Recommended Alert Thresholds¶

Metric	Alert Condition	Severity	Why
Node CPU usage	> 85% for 5 min	Warning	Game servers are CPU-bound
Node memory usage	> 90%	Critical	OOM killer terminates pods
Node disk usage	> 85%	Warning	Docker images and logs fill disk fast
Node network errors	> 0 sustained	Warning	Packet loss = player disconnects
Pod container restarts	> 5 total	Warning	Crash loop likely
Pod OOMKilled	Any	Critical	Pod exceeded memory limit — raise limit or investigate leak
Pod phase Failed	Any	Critical	Pod is not running
Node DiskPressure	True	Critical	K3s will start evicting pods

`kubectl top` — Quick CLI Check¶

Install metrics-server to enable kubectl top without Prometheus:

kubectl apply -f https://github.com/kubernetes-sigs/metrics-server/releases/latest/download/components.yaml

For K3s self-signed certs, patch the deployment to skip TLS verification:

kubectl patch deployment metrics-server -n kube-system \
  --type='json' \
  -p='[{"op":"add","path":"/spec/template/spec/containers/0/args/-","value":"--kubelet-insecure-tls"}]'

Then:

kubectl top nodes                              # CPU/mem per node
kubectl top pods -A                            # CPU/mem per pod across all namespaces
kubectl top pods -n default --sort-by=memory   # sort by highest memory consumer

Note

kubectl top uses metrics-server for live snapshots only — no history, no alerting.
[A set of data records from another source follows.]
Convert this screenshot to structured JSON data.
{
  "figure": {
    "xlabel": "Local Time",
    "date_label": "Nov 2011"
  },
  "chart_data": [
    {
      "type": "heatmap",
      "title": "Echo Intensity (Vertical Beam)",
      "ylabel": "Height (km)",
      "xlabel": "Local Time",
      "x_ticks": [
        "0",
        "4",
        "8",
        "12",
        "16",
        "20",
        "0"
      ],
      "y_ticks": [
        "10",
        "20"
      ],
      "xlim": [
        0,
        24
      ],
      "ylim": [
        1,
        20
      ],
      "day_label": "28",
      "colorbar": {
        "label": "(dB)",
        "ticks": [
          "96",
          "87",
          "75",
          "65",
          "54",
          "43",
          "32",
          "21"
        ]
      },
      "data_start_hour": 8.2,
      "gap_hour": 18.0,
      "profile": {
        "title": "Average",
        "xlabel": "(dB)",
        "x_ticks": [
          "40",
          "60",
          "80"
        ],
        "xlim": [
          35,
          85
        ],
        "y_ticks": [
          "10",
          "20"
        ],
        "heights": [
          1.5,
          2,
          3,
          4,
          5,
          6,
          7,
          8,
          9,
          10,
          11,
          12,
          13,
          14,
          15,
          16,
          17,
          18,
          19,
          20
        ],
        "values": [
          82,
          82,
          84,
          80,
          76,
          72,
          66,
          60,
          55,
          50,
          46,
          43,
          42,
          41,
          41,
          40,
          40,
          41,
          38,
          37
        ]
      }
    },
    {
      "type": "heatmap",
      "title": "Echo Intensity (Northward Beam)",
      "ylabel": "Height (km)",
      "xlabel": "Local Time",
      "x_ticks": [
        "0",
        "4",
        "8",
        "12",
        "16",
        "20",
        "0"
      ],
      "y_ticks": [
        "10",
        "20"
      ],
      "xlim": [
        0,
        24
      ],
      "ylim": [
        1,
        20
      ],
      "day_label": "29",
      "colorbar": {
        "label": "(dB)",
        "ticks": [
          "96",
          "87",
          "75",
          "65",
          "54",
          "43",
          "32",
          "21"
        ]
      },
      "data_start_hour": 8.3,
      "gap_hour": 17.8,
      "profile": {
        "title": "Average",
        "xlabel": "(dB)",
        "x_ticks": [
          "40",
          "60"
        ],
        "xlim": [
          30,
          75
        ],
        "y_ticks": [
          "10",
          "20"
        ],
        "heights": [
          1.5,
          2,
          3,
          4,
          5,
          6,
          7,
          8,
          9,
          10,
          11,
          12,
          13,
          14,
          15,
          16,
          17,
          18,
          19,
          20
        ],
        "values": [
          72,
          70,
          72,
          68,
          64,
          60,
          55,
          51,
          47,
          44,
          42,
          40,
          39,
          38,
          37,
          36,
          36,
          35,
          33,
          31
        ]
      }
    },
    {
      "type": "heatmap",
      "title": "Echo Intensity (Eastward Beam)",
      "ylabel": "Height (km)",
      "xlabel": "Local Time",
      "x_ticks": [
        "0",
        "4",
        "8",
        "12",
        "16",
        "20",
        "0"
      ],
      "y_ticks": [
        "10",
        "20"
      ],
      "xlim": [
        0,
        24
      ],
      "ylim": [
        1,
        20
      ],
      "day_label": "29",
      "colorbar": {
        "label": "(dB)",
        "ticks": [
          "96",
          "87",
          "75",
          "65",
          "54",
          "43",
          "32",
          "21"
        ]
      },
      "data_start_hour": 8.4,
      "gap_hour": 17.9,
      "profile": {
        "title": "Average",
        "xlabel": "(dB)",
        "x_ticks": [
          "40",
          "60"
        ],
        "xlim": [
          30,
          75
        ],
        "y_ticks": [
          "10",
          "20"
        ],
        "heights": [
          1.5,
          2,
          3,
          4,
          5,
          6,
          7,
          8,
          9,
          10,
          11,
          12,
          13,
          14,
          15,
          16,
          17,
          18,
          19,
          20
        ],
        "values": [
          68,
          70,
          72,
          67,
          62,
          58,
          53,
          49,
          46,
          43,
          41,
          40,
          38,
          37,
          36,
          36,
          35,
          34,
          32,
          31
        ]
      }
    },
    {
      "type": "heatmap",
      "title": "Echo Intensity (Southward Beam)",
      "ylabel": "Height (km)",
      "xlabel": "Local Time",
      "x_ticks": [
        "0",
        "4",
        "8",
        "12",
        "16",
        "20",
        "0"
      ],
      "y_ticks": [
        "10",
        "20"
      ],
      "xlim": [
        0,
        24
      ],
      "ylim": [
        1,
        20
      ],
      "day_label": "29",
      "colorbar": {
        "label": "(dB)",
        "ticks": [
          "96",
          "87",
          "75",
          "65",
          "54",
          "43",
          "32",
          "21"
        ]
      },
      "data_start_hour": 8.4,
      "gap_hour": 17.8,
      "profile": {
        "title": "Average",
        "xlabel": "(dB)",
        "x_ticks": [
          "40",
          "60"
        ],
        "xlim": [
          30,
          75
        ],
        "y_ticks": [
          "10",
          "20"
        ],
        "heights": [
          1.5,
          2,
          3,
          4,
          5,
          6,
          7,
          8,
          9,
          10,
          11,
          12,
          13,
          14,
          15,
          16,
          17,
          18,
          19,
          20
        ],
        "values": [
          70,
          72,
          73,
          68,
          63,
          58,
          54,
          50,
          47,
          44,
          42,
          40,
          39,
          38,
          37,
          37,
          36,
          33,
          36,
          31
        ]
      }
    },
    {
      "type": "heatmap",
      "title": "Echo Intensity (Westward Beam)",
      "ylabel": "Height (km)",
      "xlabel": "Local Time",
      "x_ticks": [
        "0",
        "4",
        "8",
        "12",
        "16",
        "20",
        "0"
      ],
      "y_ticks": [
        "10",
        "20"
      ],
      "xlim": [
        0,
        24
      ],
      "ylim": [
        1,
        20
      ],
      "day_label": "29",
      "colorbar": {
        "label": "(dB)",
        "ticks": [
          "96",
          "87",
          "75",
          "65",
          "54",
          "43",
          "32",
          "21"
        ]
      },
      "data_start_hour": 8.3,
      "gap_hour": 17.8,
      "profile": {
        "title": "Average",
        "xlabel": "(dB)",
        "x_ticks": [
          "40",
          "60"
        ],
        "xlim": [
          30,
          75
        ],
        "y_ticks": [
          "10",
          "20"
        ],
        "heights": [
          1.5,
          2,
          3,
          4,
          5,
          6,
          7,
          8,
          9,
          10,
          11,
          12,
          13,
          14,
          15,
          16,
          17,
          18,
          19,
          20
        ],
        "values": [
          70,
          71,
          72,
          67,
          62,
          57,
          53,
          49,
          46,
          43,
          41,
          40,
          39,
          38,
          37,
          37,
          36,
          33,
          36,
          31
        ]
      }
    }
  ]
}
Use Prometheus + the MIP Dashboard for persistent metrics.

Uptime Checks¶

Use an external service to alert when your backend goes offline entirely (complements internal Prometheus):

Service	Free tier	Setup
UptimeRobot	50 monitors, 5-min intervals	HTTP check against `/health` endpoint
Hetrixtools	15 monitors	HTTP + port checks
Betterstack	10 monitors	HTTP + on-call schedules

Point the check at your NestJS backend health endpoint:

GET https://your-backend-domain/health
Expected: 200 OK

Alert via email, Slack, or Discord webhook on any non-200 response.